Original Author: Ann-Cudworth

As some of you may know, I have recently developed an interest in making the games that I design for Second Life and other virtual worlds as accessible to disabled players as possible.  Over the last 10 days, one of them has been shown at SL8B, the laggy, cacophonous, eye candy filled street fair that appears each Spring on the islands of Second Life to celebrate another year of their survival.  It was time, I felt, to introduce the beginning concept of our next big game effort, called “the gods that walk among us”, and what better way, than to bring in some of that to be experienced by the wandering and curious populations who having tired of eating virtual cake, need a riddle or two to cleanse their palettes?

So, hmm, how do you actually make a game that can be experienced equally by a person with low vision and a person with hearing issues?  Furthermore, how do you do that when you only have 10 sec low-fi sound clips, and limited space and geometry?
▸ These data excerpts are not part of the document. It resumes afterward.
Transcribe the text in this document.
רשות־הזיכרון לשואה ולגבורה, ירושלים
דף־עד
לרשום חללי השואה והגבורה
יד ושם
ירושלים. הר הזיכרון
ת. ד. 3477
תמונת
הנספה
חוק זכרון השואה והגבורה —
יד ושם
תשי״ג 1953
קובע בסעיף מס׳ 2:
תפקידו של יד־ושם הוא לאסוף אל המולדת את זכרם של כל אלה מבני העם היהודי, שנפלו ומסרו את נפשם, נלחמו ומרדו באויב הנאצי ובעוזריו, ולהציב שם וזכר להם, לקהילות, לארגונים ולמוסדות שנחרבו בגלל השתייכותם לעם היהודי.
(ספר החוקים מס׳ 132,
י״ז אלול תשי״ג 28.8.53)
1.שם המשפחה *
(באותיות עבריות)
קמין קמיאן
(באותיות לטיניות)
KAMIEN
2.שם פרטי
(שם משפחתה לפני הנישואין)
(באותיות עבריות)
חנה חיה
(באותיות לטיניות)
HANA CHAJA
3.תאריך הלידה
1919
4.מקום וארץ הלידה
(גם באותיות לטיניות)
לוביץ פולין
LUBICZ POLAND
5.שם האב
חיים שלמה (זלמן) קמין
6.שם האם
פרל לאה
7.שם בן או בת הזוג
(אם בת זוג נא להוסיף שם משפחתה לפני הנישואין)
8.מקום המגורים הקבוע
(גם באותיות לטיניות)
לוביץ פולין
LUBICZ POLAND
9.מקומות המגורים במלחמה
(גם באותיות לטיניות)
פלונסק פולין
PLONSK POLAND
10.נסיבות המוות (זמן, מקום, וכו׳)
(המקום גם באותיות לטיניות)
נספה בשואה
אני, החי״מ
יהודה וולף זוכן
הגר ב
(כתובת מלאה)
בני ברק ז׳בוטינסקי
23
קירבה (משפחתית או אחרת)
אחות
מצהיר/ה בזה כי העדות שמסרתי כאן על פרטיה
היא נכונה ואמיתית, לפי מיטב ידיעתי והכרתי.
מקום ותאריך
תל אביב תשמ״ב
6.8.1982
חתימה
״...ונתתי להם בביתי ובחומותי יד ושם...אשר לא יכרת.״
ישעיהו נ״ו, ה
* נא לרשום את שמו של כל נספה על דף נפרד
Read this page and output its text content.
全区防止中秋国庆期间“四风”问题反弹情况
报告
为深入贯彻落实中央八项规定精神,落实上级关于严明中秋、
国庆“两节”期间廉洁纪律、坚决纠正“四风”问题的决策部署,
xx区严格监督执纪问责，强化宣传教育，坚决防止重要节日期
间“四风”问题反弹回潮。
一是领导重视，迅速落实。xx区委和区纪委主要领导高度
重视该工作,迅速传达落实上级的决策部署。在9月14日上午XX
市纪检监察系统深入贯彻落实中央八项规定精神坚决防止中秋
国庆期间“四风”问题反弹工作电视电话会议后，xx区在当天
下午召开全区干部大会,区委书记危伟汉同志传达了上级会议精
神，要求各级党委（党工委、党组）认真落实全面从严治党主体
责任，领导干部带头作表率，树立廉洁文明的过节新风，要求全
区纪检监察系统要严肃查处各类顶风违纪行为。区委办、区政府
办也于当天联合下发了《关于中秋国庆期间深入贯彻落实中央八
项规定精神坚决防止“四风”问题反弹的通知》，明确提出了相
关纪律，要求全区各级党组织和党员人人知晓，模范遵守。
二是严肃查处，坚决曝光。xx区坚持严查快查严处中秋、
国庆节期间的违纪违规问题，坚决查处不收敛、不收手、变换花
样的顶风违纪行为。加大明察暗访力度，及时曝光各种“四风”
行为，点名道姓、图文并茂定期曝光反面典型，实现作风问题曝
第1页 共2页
How do you make it redundant enough so they understand the need to use a private channel for each local chat answer, and yet not be distracted from hearing the clues, which are only presented once? What about sound bleed, and the confusion that will cause to a visitor in a tiny area.

And lastly, how do you keep the space  ”in architectural character”  an environment that says, “come in- all of you- you can play here”.

Tough questions, and a significant design challenge for two weeks of building time. Did I succeed?  On some levels perhaps, and on others, things took an interesting turn or two.

Our next game “the gods that walk among us” is about mental and emotional transformation, about how everyone can have “godlike” powers in virtual worlds, and about how the search for these qualities will carry us across the Metaverse.

I used the visual metaphor of masks, one for each of the ancient elements- Earth, Air, Fire and Water as the key ingredient. Images of them were displayed on the exhibit, and you would win each mask by figuring out the riddles presented to you by their elemental icons distributed around the exhibit.

Having some experience with Second Life game players, I expected to see some folks hang around for long periods while they played the game, and to get sent commentary on their progress, if they happened to notice me hanging around, which I did frequently.

What I did not expect, was for them to take the elemental masks and to make their own games out of them, and to be honest, this thrilled me.  It also got me to wondering, why do we like to make games so much?  Some deep seated need to control people? Or perhaps just the same kind of joy that anyone feels when they watch someone else play.

I was given art work with images of my masks in it.  I was involved in a prolonged photo session with a small red panda.  People took the masks to parties, and wore them home.  It interests me to note, that although the avatar is one kind of mask, putting a mask on top of that would elicit yet another kind of behavior, as if  it frees the avatar, just as it does a real person at a party.  I also noted that designing for accessibility was just a support structure eventually, not the focus, which is something I am pleased with. Seamless access, that is a good goal.

Watching people play- that is my reward.